I'm not much of a sentimental writer, but let's just say the Holocaust Museum was a sobering experience. I was there for two and a half hours on the self-guided chronological tour that roughly takes you from 1933 to 1945. At the start, all visitors were given an "Identification Card," which was a short pamphlet about an actual Holocaust survivor or victim. Mine was of a kid named Shulim Saleschutz, born March 7, 1930 in Poland. It gives a picture of him and a short history of his life up to his getting sent to the Belzec camp in July of 1942. It ends with the words, "There, Shulim was gassed with his mother, brother and sister. He was 12 years old." Here's a scan I did of the pamphlet.

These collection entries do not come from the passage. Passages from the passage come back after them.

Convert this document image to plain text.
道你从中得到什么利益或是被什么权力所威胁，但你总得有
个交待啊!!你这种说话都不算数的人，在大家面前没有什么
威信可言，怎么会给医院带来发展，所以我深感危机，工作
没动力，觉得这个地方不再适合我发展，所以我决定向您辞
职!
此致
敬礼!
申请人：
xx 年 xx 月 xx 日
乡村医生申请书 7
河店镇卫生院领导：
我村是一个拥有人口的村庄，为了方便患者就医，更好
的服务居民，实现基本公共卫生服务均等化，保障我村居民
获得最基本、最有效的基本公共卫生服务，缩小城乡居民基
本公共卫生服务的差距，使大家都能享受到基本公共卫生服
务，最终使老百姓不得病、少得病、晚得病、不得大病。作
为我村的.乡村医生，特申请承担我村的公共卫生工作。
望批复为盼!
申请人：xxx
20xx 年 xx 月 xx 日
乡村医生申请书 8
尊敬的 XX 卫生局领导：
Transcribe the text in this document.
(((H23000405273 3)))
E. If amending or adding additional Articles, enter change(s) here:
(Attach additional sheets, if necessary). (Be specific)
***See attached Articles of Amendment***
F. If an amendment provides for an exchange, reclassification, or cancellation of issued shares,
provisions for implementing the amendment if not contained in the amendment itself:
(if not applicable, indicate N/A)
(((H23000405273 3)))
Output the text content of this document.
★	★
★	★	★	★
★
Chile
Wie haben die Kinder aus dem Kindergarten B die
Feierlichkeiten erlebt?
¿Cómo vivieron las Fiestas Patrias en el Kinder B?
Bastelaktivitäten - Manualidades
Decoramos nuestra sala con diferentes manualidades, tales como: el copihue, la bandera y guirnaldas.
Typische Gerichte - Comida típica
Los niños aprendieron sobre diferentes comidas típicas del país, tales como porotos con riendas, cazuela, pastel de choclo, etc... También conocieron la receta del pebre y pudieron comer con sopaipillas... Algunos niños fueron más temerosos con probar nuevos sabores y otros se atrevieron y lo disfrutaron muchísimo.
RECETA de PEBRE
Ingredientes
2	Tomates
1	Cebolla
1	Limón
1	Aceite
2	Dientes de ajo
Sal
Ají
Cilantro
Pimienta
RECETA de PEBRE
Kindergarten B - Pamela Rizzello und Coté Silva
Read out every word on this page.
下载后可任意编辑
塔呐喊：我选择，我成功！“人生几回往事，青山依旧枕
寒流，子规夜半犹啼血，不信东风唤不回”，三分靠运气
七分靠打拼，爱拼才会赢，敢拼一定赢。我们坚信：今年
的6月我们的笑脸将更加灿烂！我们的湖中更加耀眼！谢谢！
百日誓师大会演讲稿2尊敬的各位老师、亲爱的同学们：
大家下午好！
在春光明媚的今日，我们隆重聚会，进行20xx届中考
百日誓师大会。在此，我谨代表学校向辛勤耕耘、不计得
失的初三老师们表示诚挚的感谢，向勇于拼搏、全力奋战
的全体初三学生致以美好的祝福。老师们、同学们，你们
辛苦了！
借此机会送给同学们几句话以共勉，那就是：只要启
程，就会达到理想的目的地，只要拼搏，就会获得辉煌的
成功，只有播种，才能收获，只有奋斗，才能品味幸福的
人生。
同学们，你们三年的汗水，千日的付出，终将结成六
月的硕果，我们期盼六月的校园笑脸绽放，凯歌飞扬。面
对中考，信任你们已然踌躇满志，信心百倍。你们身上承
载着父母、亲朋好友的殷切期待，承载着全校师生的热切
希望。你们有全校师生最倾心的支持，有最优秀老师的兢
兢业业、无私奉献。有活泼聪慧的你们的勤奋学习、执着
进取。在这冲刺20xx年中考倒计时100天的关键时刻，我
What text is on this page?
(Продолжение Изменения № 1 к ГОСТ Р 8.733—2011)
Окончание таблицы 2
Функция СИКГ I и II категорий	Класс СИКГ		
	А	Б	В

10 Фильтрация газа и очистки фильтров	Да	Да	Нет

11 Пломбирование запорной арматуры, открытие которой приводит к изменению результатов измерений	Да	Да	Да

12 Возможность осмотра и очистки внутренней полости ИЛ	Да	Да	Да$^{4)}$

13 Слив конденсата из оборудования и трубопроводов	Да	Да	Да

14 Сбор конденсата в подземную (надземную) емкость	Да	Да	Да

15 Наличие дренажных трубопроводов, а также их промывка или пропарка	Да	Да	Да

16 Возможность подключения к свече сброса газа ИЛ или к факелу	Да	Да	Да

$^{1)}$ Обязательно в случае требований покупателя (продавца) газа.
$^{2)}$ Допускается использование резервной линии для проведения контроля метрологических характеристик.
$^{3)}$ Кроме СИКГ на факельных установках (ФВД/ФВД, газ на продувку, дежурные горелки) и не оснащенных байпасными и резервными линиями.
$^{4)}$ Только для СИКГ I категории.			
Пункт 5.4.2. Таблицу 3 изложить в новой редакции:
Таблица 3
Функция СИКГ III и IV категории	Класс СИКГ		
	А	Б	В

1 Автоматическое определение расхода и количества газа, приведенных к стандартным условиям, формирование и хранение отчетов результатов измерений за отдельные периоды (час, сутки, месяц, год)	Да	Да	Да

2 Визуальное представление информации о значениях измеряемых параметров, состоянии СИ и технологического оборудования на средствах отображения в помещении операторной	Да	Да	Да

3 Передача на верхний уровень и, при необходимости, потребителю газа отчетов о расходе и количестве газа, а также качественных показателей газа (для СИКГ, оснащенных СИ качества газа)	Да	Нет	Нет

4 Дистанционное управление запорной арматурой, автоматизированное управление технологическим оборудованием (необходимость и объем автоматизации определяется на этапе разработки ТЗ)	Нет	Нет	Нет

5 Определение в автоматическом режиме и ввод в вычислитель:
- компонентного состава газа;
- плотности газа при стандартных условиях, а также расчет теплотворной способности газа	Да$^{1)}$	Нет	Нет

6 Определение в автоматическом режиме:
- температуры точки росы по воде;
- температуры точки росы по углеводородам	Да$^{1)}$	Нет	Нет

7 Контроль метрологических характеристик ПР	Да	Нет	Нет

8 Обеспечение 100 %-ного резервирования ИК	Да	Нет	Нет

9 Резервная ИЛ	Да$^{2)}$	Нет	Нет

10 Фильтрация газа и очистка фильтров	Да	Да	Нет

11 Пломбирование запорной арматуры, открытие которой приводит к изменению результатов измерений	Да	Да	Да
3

From roughly 3-4 PM I walked over to the Washington Monument, the World War II Memorial, and the Lincoln Memorial. (The latter is huge, far larger than it appears in pictures.) It was in the mid-90s and sunny, so I wore my white 2005 Shanghai World Table Tennis Championships cap. At the Lincoln Memorial, I sat on the floor against the wall for twenty minutes, looking up at Lincoln as crowds came and went. I couldn't help but think that he and I both faced similar problems - how best to serve, lots of killing, etc. Okay, his problems were a bit bigger. At the end, I thought about that John Tyler story I was writing, and suddenly the perfect way to open the story popped into my head. Thanks Abe! Here's a picture of Lincoln I took while sitting on the floor.

From 4 to closing time at 5:30 PM, I visited the National History Museum - or rather, revisited, since I practically grew up there. Both of my parents had offices there when I grew up, and I remember doing homework while sitting on the floor against the wall under the huge blue whale. (Alas, it's gone, replaced by I think a humpback whale - it just isn't the same.) I spent most of the time in the Ascent of Man exhibit, also walked through the dinosaur hall (of course!), mammals, and marine life. Then I stopped by the insect zoo - thirty years ago I was a volunteer for them. My dad's office used to be almost next door (he's an entomologist), but the entomology department had moved, and where my dad's desk used to be was now a ticket desk for the live Butterfly exhibit. Here's a picture.

Alas, it was time to go home. Did I mention that by this time my back was killing me? I'm probably going to regret all this walking about when I next coach (tonight), but I guess my problems are rather minor compared to Shulim's.